Jednak te przypadkowe karaluchy zawsze znajdują się w pobliżu lub w naszych łazienkach i, o ile pamiętam, nigdy nie znaleźliśmy takiego w naszej kuchni lub jadalni - miejscach, w których robactwo z pewnością mogło znaleźć jedzenie.

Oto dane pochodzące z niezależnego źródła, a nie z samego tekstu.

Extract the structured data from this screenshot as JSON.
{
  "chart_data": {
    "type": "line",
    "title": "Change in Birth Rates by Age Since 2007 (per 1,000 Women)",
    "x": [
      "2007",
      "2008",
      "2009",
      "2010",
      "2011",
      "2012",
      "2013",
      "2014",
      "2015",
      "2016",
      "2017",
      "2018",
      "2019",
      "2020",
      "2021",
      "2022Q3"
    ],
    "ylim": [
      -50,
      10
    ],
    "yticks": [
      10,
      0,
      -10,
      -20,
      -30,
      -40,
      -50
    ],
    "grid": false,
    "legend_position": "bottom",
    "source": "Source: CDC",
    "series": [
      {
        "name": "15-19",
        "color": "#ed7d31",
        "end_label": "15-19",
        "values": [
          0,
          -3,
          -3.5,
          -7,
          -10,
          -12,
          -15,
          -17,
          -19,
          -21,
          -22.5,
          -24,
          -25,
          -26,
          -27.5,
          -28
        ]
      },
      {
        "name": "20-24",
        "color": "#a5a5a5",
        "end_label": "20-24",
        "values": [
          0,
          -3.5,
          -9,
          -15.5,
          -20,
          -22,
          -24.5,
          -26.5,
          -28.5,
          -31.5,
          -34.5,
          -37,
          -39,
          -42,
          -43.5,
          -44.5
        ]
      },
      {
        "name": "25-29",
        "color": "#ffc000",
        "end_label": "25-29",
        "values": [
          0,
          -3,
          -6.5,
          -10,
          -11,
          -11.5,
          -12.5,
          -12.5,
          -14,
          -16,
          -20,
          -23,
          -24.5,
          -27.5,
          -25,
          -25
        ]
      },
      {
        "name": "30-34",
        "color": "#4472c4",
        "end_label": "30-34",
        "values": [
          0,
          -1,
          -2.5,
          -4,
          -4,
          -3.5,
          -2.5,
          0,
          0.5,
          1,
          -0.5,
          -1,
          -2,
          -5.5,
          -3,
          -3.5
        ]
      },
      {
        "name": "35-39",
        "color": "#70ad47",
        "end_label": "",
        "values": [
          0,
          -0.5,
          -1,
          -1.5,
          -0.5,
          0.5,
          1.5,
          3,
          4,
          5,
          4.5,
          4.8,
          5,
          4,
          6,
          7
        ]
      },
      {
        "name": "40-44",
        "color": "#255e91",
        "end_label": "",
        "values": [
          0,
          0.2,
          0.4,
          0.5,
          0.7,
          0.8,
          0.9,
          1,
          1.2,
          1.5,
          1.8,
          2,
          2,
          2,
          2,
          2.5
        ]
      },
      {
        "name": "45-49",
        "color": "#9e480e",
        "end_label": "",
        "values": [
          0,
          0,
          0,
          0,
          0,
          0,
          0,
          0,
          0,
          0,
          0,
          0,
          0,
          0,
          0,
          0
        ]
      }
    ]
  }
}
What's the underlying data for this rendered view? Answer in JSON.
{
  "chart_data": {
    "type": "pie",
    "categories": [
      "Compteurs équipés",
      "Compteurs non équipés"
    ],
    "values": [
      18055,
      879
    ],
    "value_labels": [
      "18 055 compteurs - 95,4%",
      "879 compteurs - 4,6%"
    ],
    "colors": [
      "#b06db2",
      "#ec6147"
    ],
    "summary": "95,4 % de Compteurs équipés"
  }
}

Słyszałem, że jeśli stracisz wodę na linii kanalizacyjnej, robactwo może przedostać się przez kanały. Czy to prawda? Jeśli tak, co mogę z tym zrobić? Podejrzewam również, że tak się dzieje, ponieważ zdarzyło się kilka przypadków, w których na tylnym końcu naszego domu (w pobliżu rzadko używanej łazienki) wyczuwalny jest zapach ścieków. Zapach jest dość rzadki i sprawdziliśmy, czy nie ma wycieków w toalecie, ale nie możemy znaleźć problemu z samą toaletą.
Czy tracimy ciśnienie na linii kanalizacyjnej, która zasysa wodę z muszli klozetowej i wpuszcza robactwo do naszego domu?
W takim przypadku jest to bardzo nieprzyjemne. Proszę doradź.